In general, the trend is for companies to invest heavily in building and buying AutoML tools and services. Apparently, there is a lot of motivation to make the data science process cheaper and easier. We’re seeing how this automation specifically caters to the needs of smaller and less technical businesses that can leverage these tools and services to have access to data science technology without building out their own team.
NLP
Natural Language Processing (NLP) provides a strong value proposition by giving business users a simpler way to ask questions about data and to receive an explanation of the insights. Conversational analytics advances the concept of NLP a big step forward by enabling such questions to be posed and answered verbally rather than through text. In 2020, NLP and conversational analytics will continue to boost analytics and BI adoption by significant numbers, including new classes of business users, particularly front-office workers.
A big driver of this trend is that NLP has made its way firmly into data science after giant breakthroughs in deep learning research and has fueled the full-on integration of NLP into routine data analytics. Check out this informative guide for a technical overview of the most important advancements in NLP over the past few years.

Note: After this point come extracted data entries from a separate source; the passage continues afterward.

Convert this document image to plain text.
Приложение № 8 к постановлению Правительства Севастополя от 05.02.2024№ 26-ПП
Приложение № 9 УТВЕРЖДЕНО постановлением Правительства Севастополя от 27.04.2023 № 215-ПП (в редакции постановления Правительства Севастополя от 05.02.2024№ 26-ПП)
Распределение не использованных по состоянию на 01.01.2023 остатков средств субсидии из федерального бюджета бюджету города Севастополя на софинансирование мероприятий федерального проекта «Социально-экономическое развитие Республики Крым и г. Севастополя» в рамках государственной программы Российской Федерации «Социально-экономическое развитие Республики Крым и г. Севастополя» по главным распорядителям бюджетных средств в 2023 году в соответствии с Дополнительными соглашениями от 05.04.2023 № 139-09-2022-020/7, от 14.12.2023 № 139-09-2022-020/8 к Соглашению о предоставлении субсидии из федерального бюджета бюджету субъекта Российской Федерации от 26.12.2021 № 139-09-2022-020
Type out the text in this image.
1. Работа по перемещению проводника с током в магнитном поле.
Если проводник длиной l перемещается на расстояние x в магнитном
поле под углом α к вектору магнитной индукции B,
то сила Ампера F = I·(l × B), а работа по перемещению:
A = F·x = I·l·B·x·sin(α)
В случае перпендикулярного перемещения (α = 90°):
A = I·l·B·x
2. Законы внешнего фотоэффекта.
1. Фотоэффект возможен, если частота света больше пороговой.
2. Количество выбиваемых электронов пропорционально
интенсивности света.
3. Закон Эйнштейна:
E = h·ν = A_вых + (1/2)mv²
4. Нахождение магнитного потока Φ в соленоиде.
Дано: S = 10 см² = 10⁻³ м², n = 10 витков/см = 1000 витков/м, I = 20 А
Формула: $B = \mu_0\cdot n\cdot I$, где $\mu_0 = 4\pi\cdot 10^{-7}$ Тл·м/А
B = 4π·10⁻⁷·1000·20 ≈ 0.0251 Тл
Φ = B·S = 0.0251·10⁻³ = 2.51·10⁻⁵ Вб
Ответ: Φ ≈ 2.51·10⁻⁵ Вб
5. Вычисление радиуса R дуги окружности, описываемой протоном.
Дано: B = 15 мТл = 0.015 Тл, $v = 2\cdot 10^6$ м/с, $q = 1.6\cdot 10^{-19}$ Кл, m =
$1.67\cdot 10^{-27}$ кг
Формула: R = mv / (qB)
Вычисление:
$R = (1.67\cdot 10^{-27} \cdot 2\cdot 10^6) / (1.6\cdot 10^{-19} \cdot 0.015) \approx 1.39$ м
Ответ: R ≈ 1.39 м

Cloud-Based Big Data Science
Cloud computing is a strong trend that’s taking the field of data science by storm. Cloud computing offers the ability for any data scientist from anywhere to access virtually limitless processing power and storage capacity. Computing power on demand is very attractive to data scientists who want the resources when they need them.
There is an increasing number of cloud options that data scientists can choose from: Amazon SageMaker, Google BigQuery ML, Google Dataproc, Microsoft Azure ML, IBM Cloud, NVIDIA GPU Cloud, and many other smaller tier providers like BigML. If you’re just getting started in the cloud, try out Google Colaboratory which is what I recommend to my students.
Everything from data to processing power is growing at a steady pace. As the field of data science continues to mature in 2020, we might eventually see the entire data science being conducted purely in the cloud due to the sheer volume of the data and the level of compute resources required to process the data.
Graph Databases
As big data continues to march forward, businesses are asking increasingly complex questions across blended data sets consisting of structured and unstructured information. Analyzing this level of data complexity at scale is not straightforward, or in many cases even possible using traditional database systems and query tools.
Unlike their relational brethren, graph databases show how entities such as people, places and things are related to one another. Applications of the technology range from anti-money laundering and fraud detection, to geospatial analysis, to supply chain analysis.
Gartner predicts that the application of graph databases will grow at 100% annually over the next few years to accelerate data preparation and enable more complex and adaptive data science. Two leaders of the graph database space are: Neo4j and Tigergraph.